Yes, this is in Africa.
The visuals and quotables definitely woke up some of the sleeping and even smacked a few people into loving themselves and reframing their thoughts on Africa. Yes, Wakanda is fake, but Africa’s beauty has never been a lie. It’s just been retold and intentionally hidden from the masses, especially Africans born in america, in attempts to continuously divide and conquer. This is touched on via Killmonger’s story. His story simultaneously parallels the american Hood King and the Revolutionary. He grew up without his parents, more specifically finding the dead body of his father.

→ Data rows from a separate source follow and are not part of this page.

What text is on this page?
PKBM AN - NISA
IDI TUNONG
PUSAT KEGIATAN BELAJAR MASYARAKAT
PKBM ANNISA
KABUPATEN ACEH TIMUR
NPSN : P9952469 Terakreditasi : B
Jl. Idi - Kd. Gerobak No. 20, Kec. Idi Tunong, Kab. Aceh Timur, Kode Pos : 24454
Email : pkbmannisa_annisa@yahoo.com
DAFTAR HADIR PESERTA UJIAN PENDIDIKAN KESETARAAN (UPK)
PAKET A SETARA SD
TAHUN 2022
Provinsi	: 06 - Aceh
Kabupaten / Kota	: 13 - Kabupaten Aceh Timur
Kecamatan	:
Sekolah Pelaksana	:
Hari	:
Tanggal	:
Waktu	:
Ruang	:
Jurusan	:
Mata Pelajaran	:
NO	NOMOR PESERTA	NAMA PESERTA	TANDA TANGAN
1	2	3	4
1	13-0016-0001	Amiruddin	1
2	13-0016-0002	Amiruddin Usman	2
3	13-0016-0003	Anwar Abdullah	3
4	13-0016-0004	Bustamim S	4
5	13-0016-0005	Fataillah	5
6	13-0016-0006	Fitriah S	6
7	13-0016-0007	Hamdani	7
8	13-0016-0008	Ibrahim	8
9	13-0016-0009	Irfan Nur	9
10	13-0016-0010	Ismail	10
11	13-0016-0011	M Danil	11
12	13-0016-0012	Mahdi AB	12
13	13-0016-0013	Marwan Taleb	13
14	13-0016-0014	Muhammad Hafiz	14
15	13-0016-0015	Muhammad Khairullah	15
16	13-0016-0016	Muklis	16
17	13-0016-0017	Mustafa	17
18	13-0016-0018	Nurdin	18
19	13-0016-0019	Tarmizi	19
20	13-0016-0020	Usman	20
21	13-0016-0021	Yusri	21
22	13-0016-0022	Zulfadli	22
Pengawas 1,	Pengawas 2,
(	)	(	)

He had to learn and grow on his own which resulted in his genius-level intellect and thirst to avenge his father via combat and claim his spot on the throne. Via his research, he learned of the advancements of Wakanda and grew resentment because they had the capacity to liberate Black people globally, but never bothered to. He wanted to ‘stick it to the man,’ and rightfully so.
Killmonger’s passion was in the right place, but his methods wouldn’t have fully resulted in the outcome suitable for most, mostly due to his dictator ways. T’challa had to come to learn that peace and hiding weren’t the way either. With their collective intellect, Shuri’s technological advancements, and Wakanda’s wealth and resources, they could have liberated Africans globally, but pride was a key factor in Killmonger having to die. (And also, as my bro Jashua Sa’Ra pointed out, “the movie studio couldn’t show us what it would’ve looked like if the forces joined in this already powerful Black Panther movie.” AKA the reason why the FBI killed Malcolm & Martin when their speeches started to mirror each other and they were on the verge of working together instead of fighting each other. Someone call up an independent Black production company to bring that story to life. “If Malcolm & Martin Lived to See Their 40s.”)

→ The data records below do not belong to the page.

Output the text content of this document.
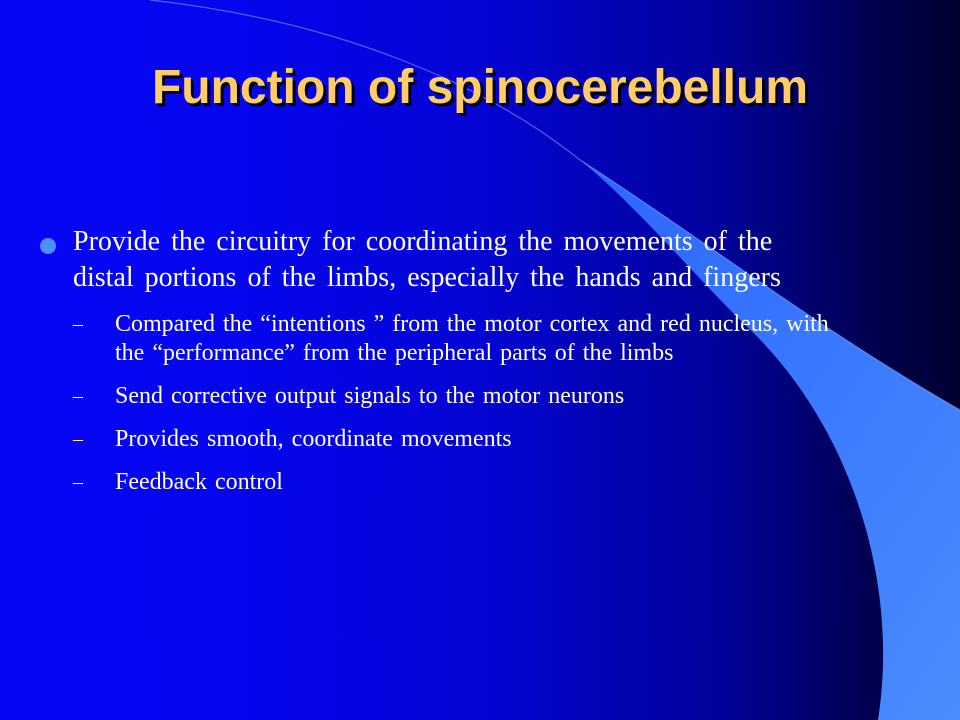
Function of spinocerebellum
Provide the circuitry for coordinating the movements of the distal portions of the limbs, especially the hands and fingers
–	Compared the “intentions ” from the motor cortex and red nucleus, with the “performance” from the peripheral parts of the limbs
–	Send corrective output signals to the motor neurons
–	Provides smooth, coordinate movements
–	Feedback control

Leave your thoughts on the Black Panther movie in the comments. What rating do you give it?
#wakandaforever
I can relate to this movie and so many ways not just because I am black but also because I took both of my black young men my son’s to see this movie who Am I raise on daily basis not knowing the trials and tribulations that they face even at the age of 6 years old and 13 years old but to understand and know that as a black woman myself I am a warrior because I am a mother and that’s because I am a single mother but also because I was raised by a black king and a black queen who themselves had to face many of the things that was shown in the movie Black Panther see we have to first admit to ourselves that we are black and that we have our own Society within our home within our souls within the very fabric of our melanin I am very proud to be black I’m very proud and very joyful that I where I live and I breathe my melanin and do not regret any of it I love every aspect of this movie and I only pray that any of these proceeds that came from this movie in any way shape form or fashion go towards educating any black community not necessarily we have to get that sometimes being woke you can still have sleep in your eyes just make sure you know that even in your essence of being woke you don’t put others to sleep
#WakandaForever <3
This article was awesome! I agree with all that you have said. My favorite part of the film was Killmonger, he is an example of how some young black men can become victims.
Totally agree. It’s systematic for both men and women, but we are just dealt different societal hands.